There's one way to possibly clear up these two conflicting narratives: Release the body camera footage from the fatal raid. But the MCPD has steadfastly refused to do so.

Reason sent two public records requests, one via third-party service Muckrock and another by mail requesting the body camera footage, to the MCPD. It never received a response to either, despite Maryland law requiring the department to acknowledge those requests within 10 days. The American Conservative reports that the MCPD rejected similar requests from the Firearms Policy Coalition, a Second Amendment group.

"Montgomery County has refused to confirm that body camera video even exists and the chief has refused our requests for the family to meet with him," Rene Sandler, an attorney representing Lemp's family, says. "That is where things stand for the time being."

A Montgomery county prosecutor also threatened Lemp's family with jail time and fines if they violated Maryland's stay-at-home order to protest his killing.

The MCPD and county can spring into action when it feels like it, however. For example, MCPD released body camera footage of the fatal May 7 police shooting of another man, Finan Berhe, a mere 24 hours after it occurred.

A friend of Lemp told ABC News that Lemp was a libertarian. Lemp's social media accounts show an interest in cryptocurrency and guns. ABC News also reported that Lemp posted on militia forums, although Lemp's attorneys say he wasn't a member of any militias.

Since his death, his name has been frequently invoked by "boogaloo boys," a loose, heavily armed, and very online anti-government movement. ("Boogaloo" refers to a second civil war or armed conflict between citizens and the government.
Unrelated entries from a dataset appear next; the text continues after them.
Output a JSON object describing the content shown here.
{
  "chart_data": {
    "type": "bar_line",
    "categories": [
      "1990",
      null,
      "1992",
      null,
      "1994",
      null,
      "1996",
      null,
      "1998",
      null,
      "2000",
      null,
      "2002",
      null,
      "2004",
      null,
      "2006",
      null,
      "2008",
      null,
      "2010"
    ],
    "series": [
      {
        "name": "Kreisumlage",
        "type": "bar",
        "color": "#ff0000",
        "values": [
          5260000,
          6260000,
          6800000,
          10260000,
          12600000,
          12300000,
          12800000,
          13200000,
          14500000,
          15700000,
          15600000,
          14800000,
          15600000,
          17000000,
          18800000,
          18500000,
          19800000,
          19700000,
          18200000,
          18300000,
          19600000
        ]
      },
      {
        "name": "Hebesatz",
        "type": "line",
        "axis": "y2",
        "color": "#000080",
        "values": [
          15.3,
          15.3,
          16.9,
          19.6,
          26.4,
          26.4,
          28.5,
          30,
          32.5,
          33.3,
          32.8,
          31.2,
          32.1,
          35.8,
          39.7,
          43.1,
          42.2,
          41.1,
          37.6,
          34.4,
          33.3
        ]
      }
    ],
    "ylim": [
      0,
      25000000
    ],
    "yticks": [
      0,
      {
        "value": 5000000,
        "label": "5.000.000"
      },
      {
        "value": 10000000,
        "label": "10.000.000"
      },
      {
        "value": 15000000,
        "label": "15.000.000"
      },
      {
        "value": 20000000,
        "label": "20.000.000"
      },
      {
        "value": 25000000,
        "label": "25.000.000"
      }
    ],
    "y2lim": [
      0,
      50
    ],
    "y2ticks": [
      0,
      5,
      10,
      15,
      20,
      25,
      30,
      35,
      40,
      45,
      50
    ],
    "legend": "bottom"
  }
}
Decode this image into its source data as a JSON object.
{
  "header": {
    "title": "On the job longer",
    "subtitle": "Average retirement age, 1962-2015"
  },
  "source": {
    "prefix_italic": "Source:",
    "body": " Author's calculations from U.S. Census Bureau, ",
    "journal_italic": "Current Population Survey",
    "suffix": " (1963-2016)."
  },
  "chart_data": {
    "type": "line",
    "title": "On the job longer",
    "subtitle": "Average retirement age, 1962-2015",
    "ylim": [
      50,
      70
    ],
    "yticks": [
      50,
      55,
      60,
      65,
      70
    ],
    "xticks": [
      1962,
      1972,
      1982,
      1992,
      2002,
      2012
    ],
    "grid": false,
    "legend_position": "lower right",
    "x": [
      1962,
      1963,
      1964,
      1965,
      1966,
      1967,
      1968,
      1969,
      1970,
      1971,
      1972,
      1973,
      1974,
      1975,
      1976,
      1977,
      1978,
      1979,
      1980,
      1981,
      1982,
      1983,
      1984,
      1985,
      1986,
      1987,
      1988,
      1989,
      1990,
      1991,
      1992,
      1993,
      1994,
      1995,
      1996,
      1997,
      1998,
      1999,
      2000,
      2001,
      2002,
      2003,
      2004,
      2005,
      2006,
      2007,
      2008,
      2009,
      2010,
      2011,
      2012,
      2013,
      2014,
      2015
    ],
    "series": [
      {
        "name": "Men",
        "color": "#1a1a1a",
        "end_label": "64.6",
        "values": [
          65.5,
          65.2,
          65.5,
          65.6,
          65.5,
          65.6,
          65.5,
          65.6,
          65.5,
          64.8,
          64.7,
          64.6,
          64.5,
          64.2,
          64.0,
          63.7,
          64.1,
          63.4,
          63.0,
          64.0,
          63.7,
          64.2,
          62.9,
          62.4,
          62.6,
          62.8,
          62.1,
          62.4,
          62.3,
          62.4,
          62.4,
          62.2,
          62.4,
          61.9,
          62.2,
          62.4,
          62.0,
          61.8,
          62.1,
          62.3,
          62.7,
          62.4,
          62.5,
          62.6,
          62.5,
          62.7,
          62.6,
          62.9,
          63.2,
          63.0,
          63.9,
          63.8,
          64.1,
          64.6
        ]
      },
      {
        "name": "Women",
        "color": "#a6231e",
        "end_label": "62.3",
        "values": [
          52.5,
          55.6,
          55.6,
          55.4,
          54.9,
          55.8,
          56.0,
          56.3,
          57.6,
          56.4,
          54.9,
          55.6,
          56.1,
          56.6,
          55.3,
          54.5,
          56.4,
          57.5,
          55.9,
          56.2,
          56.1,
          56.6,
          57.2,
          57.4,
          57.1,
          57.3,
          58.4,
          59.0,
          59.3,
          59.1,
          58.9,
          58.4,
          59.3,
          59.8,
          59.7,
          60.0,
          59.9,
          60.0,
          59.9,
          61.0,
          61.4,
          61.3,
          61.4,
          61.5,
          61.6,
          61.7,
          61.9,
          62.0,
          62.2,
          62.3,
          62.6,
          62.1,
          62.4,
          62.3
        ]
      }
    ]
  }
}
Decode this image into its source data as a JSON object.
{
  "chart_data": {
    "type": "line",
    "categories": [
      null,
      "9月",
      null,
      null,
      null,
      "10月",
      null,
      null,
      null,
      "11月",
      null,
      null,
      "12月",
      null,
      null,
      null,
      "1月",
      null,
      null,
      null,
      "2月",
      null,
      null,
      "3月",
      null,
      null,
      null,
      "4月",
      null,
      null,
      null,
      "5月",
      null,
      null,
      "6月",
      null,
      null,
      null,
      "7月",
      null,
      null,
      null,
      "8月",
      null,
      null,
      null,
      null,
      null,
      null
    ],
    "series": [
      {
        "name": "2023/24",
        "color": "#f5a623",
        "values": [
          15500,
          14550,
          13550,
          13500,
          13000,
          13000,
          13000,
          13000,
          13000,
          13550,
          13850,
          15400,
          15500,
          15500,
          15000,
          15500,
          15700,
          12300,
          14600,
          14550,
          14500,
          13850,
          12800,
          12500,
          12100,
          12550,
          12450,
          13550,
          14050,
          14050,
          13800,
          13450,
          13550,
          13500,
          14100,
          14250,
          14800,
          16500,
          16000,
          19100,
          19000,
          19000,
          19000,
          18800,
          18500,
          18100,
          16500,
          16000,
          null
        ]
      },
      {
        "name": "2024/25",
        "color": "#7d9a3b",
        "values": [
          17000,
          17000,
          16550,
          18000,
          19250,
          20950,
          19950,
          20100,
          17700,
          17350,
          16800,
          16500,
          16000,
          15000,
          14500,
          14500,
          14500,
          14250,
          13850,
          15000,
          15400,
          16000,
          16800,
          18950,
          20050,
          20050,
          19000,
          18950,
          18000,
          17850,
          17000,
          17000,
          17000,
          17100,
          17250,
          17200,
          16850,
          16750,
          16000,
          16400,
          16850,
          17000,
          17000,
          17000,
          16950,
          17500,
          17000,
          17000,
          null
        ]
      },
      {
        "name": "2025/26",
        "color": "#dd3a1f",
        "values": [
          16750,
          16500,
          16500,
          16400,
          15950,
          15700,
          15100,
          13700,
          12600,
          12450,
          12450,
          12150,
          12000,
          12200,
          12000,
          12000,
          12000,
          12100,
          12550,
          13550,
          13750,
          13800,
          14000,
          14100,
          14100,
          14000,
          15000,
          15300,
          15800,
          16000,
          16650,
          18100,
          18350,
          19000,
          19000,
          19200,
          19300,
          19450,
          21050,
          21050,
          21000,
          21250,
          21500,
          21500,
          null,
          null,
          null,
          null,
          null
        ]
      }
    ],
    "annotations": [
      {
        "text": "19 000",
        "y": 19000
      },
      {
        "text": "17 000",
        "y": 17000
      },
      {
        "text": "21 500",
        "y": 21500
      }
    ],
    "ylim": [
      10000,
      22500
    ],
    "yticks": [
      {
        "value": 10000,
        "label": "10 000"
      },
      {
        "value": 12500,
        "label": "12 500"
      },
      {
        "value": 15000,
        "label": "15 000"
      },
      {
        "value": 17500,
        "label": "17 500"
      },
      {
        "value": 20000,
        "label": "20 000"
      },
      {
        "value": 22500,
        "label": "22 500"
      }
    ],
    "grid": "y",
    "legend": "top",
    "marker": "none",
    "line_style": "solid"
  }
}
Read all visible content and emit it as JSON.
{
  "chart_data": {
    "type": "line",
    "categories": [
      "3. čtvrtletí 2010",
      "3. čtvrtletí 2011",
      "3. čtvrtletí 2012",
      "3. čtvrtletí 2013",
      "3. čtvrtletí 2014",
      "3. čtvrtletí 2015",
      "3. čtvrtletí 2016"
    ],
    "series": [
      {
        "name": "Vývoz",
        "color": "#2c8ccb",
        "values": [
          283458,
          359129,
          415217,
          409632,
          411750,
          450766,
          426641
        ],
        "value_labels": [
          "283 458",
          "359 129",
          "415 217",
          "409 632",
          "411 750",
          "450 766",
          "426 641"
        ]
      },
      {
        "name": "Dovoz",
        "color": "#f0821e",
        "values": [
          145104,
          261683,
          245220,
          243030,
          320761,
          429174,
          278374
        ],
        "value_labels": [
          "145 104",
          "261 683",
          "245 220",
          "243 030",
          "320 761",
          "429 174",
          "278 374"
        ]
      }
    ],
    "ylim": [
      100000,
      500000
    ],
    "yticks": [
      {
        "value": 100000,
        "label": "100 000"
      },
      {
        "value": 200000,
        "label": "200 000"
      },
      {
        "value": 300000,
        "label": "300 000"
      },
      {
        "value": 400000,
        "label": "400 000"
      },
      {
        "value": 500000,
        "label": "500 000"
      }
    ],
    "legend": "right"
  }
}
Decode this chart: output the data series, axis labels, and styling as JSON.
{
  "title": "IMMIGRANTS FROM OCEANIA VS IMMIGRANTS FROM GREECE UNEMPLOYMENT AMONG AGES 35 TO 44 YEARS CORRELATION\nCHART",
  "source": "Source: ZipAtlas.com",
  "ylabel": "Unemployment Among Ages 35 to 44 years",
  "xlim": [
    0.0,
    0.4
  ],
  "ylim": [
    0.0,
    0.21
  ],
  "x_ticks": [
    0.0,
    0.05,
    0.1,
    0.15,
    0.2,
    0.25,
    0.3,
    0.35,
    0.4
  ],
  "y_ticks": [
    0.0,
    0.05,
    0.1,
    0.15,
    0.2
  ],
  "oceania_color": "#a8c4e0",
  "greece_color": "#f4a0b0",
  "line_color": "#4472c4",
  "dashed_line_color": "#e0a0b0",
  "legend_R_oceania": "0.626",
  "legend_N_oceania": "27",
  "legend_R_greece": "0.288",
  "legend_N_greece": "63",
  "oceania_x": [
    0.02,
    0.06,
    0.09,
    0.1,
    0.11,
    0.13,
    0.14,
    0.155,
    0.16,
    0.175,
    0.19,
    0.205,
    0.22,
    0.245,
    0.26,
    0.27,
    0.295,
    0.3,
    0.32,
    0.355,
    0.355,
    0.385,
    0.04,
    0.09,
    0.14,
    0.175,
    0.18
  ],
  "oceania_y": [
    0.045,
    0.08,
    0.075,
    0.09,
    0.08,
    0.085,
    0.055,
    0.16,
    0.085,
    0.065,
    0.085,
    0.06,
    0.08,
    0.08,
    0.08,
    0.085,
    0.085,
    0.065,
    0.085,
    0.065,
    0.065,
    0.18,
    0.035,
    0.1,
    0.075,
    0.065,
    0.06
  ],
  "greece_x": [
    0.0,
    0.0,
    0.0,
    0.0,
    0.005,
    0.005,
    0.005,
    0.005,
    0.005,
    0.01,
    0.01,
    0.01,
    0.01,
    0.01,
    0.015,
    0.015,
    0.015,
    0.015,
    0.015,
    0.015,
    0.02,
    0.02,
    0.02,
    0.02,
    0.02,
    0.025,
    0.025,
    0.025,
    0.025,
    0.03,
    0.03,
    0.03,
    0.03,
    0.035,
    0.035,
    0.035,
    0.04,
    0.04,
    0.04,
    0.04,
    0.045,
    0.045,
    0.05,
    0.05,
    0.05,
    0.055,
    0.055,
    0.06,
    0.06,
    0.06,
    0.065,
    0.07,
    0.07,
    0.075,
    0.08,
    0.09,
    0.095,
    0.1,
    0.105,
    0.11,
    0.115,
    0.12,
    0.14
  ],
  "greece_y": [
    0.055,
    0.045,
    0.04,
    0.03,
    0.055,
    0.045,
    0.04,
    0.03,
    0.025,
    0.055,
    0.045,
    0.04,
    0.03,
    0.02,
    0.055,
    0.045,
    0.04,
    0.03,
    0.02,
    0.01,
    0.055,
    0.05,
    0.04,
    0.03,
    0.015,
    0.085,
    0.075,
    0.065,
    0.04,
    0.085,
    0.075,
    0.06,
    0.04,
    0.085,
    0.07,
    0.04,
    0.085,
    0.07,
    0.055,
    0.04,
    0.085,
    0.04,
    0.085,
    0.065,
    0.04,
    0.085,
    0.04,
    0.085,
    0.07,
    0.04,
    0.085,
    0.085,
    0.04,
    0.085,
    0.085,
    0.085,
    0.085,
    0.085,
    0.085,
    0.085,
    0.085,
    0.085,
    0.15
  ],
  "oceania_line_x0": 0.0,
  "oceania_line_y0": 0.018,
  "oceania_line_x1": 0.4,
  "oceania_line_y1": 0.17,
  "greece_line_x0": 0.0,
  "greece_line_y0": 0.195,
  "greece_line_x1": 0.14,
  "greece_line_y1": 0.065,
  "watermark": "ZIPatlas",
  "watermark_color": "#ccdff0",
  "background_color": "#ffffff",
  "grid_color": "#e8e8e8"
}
It's also used by some white supremacists to refer to the race war that they believe is just around the corner, although USA Today reports that the libertarian wing of the boogaloo movement rejects this association.)

Boogaloo groups are under intense scrutiny after several violent acts by men associated with it. Federal prosecutors recently charged two boogaloo supporters, Steven Carrillo and Robert Justus, in the May 29 killing of a security guard at a federal courthouse in Oakland, California. Facebook announced on Tuesday that it was removing hundreds of boogaloo pages.

The Howard County State's Attorney's Office is currently investigating Lemp's killing. Montgomery County and Howard County, which are adjacent to each other, have a reciprocal agreement where prosecutors for one county investigate fatal police shootings in the other.